Claude Guéant au dîner du Crif, le 8 février 2012 (Gonzalo Fuentes/Reuters)

Et si, mardi à l'Assemblée, Serge Letchimy s'était contenté d'évoquer l'esclavage ? On ignore si Claude Guéant aurait aussi quitté l'Hémicycle, mais là encore, il aurait pu se plonger dans l'œuvre d'Yves Roucaute.

Le ministre de l'Intérieur aurait ainsi pu piocher dans « La Puissance de la liberté », publié en 2004. Le Figaro en avait offert un extrait à ses lecteurs, justement consacré à l'esclavage :

« Comment peut-on continuer à prétendre attribuer aux Blancs, Américains en tête, l'origine et le goût de l'esclavage ? [...]

Comment ignorer que depuis la plus haute antiquité, tous les peuples ignorant l'inaliénabilité des droits fondamentaux pratiquèrent l'esclavage ? En Afrique, avant même la traite des Noirs par les Blancs, il y eut celle des Noirs par les Noirs et celle des Blancs par les Arabo-Berbères et les Turcs [...]. L'esclavagisme, reconnu par la Charia, était une pratique courante des Arabes, avant d'influencer le monde musulman d'Afrique et d'Orient [...].

Leur traitement ? L'ignominie atteint des sommets inconnus chez les Européens. La mutilation génitale infligée aux garçons de 8 ans pour fabriquer des eunuques était courante. Les femmes noires (et blanches) étaient systématiquement violées. Si elles devenaient enceintes, elles étaient avortées ou leurs enfants se trouvaient réduits en esclavage s'ils n'avaient pas été tués à la naissance par les concubines arabes [...]. »

Yves Roucaute avait déjà beaucoup réfléchi à l'histoire de l'esclavage : il y avait consacré une tribune dans Le Figaro (non disponible en ligne) en 2001, avec Jean-Jacques Roche, professeur à l'université Paris-Assas. Les auteurs dénonçaient « la repentance à sens unique », alors que se déroulait la conférence de Durban contre le racisme.

Défendre les minorités « sans idéologie »

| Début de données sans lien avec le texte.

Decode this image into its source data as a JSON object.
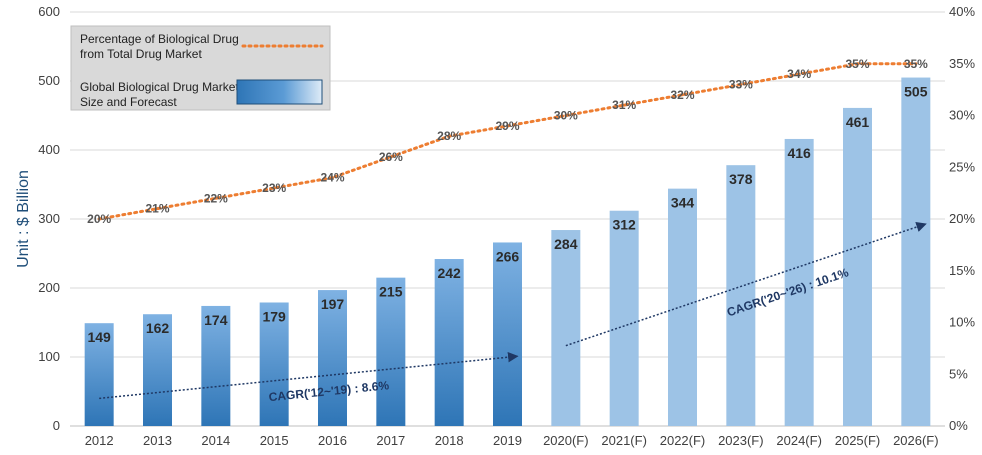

Le racisme, justement : voilà une autre de ces accusations que Claude Guéant, avec l'aide d'Yves Roucaute, devrait pouvoir écarter facilement. Le ministre n'aurait qu'à relire ce que le philosophe écrivait en 2008, à propos de Barack Obama.

Dans La Tribune, Yves Roucaute renvoyait les admirateurs du nouveau président américain à leurs contradictions :

« Faut-il au moins saluer le recul de l'anti-américanisme via l'élection d'un “Président noir”  ? Recul momentané. Aurais-je d'ailleurs la cruauté de noter la myopie  ? Le rêve de Martin Luther King, celui de tout humaniste, de ne plus voir la couleur de la peau en regardant un enfant, où est-il  ? »

« L'intérêt de la France et de l'Europe », c'était l'élection du républicain John McCain, avait averti Yves Roucaute dans Le Figaro quelques mois plus tôt. Au passage, il refusait l'idée « que Barack Obama réconcilierait l'Amérique avec elle-même, Blancs et Noirs ».

Selon lui, la « réconciliation raciale » était déjà terminée. Grâce aux Républicains, d'Abraham Lincoln à George W. Bush, de celui qui avait aboli l'esclavage à celui qui avait recruté Condoleezza Rice, à la fois « une femme et une Afro-Américaine » :

« Il ne suffit donc pas de dire que la gauche démocrate n'a pas le monopole de la défense des femmes et des minorités, il faut ajouter que la droite républicaine, fidèle à ses valeurs judéo-chrétiennes de liberté, les défend mieux et sans idéologie. »

Remplacez George W. Bush par Nicolas Sarkozy, Condoleezza Rice par Rachida Dati ou Rama Yade : grâce à Yves Roucaute, voilà Claude Guéant prêt à répliquer « sans idéologie » aux prochaines attaques des relativistes de gauche.